I dreamed of being a Mom for many, many years. When I thought it might not be possible, God blessed me with a little boy. Once I was comfortable with my mothering skills, He decided to really put them to the test. He bestowed triplets upon me. My dream more than came true. And all in God’s good time, not mine.
This is the second time in two consecutive days that the subject of “dreams” has been brought up to me. I think I just realized that I’ve stopped dreaming, because of alot of hard circumstances our family is going through. and we don’t see any way out at this point. Maybe I need to re-evaluate my thinking. Who knows, maybe God is trying to tell me something. Thanks for this post, it kind of hit me in the head, but that might be what I needed.
What a great post!
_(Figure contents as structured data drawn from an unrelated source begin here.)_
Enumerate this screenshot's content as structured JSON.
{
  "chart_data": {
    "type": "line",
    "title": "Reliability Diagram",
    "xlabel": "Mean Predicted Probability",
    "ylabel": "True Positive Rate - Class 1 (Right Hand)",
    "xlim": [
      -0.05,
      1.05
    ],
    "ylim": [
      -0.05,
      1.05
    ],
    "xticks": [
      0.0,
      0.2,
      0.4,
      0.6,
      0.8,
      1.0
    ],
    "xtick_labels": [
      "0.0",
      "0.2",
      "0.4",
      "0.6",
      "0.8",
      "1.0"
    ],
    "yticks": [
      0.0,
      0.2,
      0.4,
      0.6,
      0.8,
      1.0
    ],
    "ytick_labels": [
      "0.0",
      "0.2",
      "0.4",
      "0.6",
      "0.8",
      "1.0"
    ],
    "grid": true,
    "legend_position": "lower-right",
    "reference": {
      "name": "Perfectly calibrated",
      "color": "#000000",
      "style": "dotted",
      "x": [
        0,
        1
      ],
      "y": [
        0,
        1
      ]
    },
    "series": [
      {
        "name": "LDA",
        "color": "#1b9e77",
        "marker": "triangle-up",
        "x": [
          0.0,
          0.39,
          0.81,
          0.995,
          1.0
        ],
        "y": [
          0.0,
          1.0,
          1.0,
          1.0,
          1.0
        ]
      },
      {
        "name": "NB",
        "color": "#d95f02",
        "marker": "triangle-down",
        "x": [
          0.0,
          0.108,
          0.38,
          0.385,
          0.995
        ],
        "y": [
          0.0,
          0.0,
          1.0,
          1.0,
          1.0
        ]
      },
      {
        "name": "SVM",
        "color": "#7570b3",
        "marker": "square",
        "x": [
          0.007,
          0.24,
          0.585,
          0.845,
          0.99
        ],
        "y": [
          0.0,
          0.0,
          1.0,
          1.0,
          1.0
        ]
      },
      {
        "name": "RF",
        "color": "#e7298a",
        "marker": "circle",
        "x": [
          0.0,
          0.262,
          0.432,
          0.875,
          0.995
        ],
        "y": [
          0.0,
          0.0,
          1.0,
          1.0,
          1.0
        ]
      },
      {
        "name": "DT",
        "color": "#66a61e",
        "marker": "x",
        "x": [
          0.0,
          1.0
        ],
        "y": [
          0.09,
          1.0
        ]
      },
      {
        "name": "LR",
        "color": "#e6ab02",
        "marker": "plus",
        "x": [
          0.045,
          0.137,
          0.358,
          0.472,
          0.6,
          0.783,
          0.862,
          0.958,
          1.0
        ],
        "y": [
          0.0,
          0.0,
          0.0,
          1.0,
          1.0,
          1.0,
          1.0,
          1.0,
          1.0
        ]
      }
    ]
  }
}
I used to be a child care provider and I was completely passionate about it. Probably too passionate….perhaps to the point of absorption. I wanted to open a Christian preschool or child care center. I prayed about it a lot and felt like it was God’s calling for me. However, in the end, it was dividing my husband and I and that was not something I was willing to sacrifice. Ever since then, I have had trouble finding anything I am that committed or passionate about. I have prayed about it and have tried different things but nothing makes me feel as alive as I did then. I dream about finding another passion or calling where I can serve while maintaining balance in my family. Thanks for reminding me to keep pursuing dreams!
Such a great reminder! I love your blog! We too pray for my husband to be home more, at least with a more steady schedule! God Bless!